18. Ainsi, le moyen doit être écarté.
Mais sur le premier moyen
Enoncé du moyen
6. Le moyen critique l'arrêt attaqué en ce qu'il a déclaré M. [Ab] coupable du chef d'agressions sexuelles sur un mineur de plus de quinze ans par personne ayant autorité sur la victime commis du 9 mai 2014 au 31 janvier 2015 à [Localité 1], sur la personne de [E] [R], et l'a condamné à cinq ans d'emprisonnement, alors « que pour être constitué, le délit d'atteinte sexuelle suppose l'existence d'un contact corporel entre l'auteur et la victime ; que pour qualifier le délit d'agression sexuelle à l'égard de [E] [R], la cour d'appel retient que « c'est en utilisant la surprise que sous couvert de « jeu de bagarre » le mis en examen se frottait le sexe contre les cuisses de l'enfant [E] et, plus tard, exposait les détails de son anatomie à la vue de sa belle-fille, voire surprenait l'intimité de la vie de la jeune fille en particulier dans la salle de bain » ; que seul le « jeu de bagarre » caractérise un contact physique entre l'auteur et la victime ; que la cour d'appel constatait cependant que seuls étaient dénoncés, par [E] [R], des jeux de bagarre entre ses 5 et 10 ans (2005-2010), de sorte qu'aucun contact corporel n'était reproché à M. [Ab] postérieurement à l'année 2010 ; que la cour d'appel a violé l'
article 222-22 du code pénal🏛. »
Réponse de la Cour
Vu les
articles 222-22 du code pénal🏛 et 593 du
code de procédure pénale :
7. Il se déduit du premier de ces textes que, pour être constitué, le délit d'agression sexuelle suppose l'existence d'un contact corporel entre l'auteur et la victime.
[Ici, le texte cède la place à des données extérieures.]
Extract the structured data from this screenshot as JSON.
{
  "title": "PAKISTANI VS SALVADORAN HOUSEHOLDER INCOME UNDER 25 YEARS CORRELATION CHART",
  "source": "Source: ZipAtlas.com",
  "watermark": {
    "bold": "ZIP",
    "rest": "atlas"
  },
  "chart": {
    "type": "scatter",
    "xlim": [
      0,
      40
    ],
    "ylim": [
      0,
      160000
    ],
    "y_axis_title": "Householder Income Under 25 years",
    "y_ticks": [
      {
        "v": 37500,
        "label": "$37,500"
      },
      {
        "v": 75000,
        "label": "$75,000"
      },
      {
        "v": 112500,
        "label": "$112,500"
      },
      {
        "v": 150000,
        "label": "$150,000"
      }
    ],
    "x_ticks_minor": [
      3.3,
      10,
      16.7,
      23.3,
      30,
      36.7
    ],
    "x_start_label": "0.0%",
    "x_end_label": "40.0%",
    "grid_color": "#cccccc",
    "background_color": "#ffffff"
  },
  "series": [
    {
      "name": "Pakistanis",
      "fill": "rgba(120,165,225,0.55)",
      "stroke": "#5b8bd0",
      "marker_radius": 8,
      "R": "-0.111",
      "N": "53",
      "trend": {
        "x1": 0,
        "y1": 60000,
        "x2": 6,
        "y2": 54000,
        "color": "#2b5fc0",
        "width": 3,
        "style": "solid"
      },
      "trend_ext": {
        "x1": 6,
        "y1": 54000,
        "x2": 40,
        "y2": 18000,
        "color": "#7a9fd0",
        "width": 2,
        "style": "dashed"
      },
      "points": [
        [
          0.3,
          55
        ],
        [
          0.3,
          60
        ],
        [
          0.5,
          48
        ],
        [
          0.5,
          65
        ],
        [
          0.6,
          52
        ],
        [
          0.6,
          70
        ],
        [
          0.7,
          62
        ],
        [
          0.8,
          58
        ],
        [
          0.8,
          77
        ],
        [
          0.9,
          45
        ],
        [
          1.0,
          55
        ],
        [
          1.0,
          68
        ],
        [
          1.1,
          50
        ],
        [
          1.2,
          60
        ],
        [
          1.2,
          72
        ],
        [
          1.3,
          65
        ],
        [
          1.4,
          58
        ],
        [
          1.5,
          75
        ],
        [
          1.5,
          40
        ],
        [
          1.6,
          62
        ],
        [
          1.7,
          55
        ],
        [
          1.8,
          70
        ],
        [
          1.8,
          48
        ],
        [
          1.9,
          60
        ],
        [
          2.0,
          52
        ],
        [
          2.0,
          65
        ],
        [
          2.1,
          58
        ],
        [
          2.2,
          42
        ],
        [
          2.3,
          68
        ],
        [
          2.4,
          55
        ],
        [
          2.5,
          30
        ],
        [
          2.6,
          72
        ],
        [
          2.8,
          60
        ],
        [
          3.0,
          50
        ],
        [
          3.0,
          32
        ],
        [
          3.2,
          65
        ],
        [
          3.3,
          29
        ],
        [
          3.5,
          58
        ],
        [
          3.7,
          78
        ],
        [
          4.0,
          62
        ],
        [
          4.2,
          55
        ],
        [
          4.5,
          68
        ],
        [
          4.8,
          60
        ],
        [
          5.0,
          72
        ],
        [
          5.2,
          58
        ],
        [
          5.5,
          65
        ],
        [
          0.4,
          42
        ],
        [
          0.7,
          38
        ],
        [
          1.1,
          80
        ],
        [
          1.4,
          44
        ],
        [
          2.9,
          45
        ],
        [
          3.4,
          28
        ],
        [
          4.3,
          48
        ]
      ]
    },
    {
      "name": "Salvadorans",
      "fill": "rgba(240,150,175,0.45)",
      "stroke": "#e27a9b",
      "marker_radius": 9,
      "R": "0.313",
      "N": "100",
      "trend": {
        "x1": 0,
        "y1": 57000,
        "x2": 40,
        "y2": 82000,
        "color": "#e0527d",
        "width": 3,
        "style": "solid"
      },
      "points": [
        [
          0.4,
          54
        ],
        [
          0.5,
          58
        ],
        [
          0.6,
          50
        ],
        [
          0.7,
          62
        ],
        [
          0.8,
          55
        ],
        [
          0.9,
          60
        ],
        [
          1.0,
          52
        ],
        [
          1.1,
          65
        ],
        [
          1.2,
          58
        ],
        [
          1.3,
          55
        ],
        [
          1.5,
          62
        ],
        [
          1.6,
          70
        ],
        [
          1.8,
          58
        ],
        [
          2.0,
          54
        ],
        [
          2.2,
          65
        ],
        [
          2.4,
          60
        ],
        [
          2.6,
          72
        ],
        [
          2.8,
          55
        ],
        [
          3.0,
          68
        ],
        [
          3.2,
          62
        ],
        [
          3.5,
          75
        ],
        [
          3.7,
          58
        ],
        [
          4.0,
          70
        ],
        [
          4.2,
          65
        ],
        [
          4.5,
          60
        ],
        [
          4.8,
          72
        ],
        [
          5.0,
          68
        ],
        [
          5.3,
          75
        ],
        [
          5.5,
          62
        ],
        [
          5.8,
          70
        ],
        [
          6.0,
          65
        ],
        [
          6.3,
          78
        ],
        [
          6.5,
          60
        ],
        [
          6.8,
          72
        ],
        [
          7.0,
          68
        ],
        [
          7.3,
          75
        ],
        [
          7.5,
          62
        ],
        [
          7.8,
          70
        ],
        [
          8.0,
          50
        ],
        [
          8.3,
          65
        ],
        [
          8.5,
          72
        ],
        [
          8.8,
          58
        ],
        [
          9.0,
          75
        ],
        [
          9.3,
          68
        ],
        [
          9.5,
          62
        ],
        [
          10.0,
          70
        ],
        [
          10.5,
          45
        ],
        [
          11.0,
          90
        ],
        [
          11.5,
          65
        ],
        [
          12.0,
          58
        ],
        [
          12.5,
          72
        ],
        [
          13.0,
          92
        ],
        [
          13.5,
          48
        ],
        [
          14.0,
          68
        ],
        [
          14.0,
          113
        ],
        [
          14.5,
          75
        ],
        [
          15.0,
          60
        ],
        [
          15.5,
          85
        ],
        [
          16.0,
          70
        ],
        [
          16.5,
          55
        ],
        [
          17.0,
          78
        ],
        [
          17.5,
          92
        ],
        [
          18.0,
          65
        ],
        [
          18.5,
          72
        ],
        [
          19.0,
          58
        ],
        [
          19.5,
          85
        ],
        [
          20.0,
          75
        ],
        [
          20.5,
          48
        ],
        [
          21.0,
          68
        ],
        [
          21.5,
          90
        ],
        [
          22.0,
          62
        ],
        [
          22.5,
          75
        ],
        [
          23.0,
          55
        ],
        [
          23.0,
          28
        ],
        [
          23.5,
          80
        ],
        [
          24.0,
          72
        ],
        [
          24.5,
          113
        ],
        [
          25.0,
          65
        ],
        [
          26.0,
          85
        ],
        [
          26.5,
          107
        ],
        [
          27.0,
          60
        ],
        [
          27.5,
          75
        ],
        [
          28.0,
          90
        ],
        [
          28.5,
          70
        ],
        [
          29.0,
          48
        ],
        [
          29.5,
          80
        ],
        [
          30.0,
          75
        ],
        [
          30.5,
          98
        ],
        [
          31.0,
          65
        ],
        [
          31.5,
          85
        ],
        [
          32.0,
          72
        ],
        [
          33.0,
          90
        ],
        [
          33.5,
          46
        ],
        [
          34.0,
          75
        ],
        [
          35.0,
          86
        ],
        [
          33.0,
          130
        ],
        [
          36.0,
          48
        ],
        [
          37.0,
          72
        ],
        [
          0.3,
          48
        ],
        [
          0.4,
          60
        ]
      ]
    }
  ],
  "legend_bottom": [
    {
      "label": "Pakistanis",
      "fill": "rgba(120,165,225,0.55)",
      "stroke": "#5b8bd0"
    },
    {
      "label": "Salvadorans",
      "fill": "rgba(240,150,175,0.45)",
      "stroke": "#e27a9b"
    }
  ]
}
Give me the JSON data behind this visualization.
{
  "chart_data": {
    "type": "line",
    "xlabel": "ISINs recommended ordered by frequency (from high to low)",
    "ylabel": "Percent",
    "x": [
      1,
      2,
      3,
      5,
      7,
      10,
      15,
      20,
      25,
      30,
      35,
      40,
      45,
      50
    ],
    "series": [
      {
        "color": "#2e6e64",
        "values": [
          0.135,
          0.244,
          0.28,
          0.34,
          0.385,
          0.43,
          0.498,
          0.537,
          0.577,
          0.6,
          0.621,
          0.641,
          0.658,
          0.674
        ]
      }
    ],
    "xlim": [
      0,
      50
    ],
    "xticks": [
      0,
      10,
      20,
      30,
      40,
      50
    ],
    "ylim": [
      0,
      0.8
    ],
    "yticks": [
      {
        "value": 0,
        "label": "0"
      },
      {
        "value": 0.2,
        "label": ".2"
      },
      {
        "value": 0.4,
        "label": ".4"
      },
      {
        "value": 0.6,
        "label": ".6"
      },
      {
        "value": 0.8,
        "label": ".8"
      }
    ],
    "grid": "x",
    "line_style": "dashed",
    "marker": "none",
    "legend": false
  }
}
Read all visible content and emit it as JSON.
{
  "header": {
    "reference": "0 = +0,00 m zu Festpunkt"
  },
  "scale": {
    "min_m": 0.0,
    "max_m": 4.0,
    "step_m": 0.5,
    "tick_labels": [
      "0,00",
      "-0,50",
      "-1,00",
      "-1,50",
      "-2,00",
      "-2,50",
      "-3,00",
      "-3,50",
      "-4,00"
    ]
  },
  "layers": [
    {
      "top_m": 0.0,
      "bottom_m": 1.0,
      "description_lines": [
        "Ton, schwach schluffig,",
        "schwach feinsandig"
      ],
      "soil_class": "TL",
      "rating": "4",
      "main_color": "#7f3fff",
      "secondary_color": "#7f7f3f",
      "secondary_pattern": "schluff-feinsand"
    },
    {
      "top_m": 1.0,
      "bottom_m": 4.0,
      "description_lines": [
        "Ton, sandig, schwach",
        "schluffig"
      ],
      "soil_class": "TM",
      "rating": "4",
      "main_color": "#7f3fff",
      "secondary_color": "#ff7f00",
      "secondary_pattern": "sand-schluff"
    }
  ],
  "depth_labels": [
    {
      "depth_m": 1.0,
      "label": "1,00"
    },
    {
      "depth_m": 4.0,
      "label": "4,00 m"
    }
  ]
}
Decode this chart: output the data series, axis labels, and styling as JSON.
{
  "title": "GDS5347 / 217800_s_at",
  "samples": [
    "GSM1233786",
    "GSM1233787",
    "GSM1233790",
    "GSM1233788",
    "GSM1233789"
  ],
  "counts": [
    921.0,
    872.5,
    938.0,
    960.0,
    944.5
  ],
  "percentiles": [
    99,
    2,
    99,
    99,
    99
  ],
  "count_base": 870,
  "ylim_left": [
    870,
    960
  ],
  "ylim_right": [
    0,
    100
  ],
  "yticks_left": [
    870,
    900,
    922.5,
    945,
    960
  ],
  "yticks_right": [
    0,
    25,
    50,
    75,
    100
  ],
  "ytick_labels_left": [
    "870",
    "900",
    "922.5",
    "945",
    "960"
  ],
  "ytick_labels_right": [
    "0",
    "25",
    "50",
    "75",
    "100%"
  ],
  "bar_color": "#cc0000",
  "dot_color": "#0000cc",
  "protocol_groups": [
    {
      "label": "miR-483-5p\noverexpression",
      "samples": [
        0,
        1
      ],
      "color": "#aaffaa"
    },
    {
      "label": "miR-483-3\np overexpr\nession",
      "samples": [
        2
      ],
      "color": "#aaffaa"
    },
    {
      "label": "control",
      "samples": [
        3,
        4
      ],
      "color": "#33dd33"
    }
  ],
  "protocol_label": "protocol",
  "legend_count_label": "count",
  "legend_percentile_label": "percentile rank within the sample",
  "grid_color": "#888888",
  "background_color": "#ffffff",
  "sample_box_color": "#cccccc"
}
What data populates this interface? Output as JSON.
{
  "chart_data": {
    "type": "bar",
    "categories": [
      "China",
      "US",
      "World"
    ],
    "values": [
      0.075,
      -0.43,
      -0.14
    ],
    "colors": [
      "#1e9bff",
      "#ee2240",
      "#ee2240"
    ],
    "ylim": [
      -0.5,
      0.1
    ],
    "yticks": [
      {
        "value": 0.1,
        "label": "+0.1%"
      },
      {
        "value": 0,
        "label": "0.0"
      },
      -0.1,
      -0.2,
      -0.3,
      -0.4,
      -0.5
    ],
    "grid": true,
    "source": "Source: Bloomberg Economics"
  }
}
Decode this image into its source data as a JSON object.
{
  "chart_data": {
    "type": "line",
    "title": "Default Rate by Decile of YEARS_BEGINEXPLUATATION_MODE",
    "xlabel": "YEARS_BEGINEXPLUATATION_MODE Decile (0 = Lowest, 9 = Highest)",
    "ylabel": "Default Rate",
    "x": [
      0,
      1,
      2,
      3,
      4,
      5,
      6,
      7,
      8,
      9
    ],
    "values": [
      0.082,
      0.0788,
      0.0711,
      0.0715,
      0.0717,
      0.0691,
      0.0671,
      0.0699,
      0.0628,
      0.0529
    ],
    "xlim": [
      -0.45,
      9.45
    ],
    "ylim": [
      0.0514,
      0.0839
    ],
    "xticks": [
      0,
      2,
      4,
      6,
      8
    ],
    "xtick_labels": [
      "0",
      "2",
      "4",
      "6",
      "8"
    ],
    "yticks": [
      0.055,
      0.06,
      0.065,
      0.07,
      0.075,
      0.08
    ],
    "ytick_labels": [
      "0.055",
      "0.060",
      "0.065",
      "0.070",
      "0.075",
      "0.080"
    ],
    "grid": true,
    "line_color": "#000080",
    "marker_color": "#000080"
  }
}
8. Selon le second, tout jugement ou arrêt doit comporter les motifs propres à justifier la décision. L'insuffisance ou la contradiction des motifs équivaut à leur absence.
9. Pour déclarer le prévenu coupable d'agressions sexuelles aggravées commises sur la personne de [E] [R], s'agissant, d'une part, de faits commis du 10 mai 2004 au 9 mai 2014, alors que la victime était mineure de quinze ans, d'autre part, de faits commis du 9 mai 2014 au 31 janvier 2015, l'arrêt attaqué relève que c'est en utilisant la surprise que, sous couvert de « jeu de bagarre », le mis en examen s'est frotté le sexe contre les cuisses de l'enfant, et, plus tard, a exposé les détails de son anatomie à la vue de sa belle-fille, et surpris son intimité en particulier lorsqu'elle se trouvait dans la salle de bain.
10. En se déterminant ainsi, sans caractériser, pour les faits commis alors que la victime était âgée de plus de 15 ans, l'existence d'un contact physique avec cette dernière, la cour d'appel n'a pas justifié sa décision.
13. La cassation est par conséquent encourue de ce chef.
PAR CES MOTIFS, la Cour :
CASSE et ANNULE l'arrêt susvisé de la cour d'appel d'Aix-en-Provence, en date du 19 mai 2021, mais en ses seules dispositions ayant trait aux faits commis sur la personne de [E] [R] du 9 mai 2014 au 31 janvier 2015, aux peines et à la condamnation civile de M. [U] prononcée au bénéfice de [E] [R], toutes autres dispositions étant expressément maintenues ;
Et pour qu'il soit à nouveau statué, conformément à la loi, dans les limites de la cassation ainsi prononcée ;
RENVOIE la cause et les parties devant la cour d'appel d'Aix-en-Provence, autrement composée, à ce désignée par délibération spéciale prise en chambre du conseil ;
ORDONNE l'impression du présent arrêt, sa transcription sur les registres du greffe de la cour d'appel d'Aix-en-Provence et sa mention en marge ou à la suite de l'arrêt partiellement annulé ;
Ainsi fait et jugé par la Cour de cassation, chambre criminelle, et prononcé par le président le vingt-trois mars deux mille vingt-deux.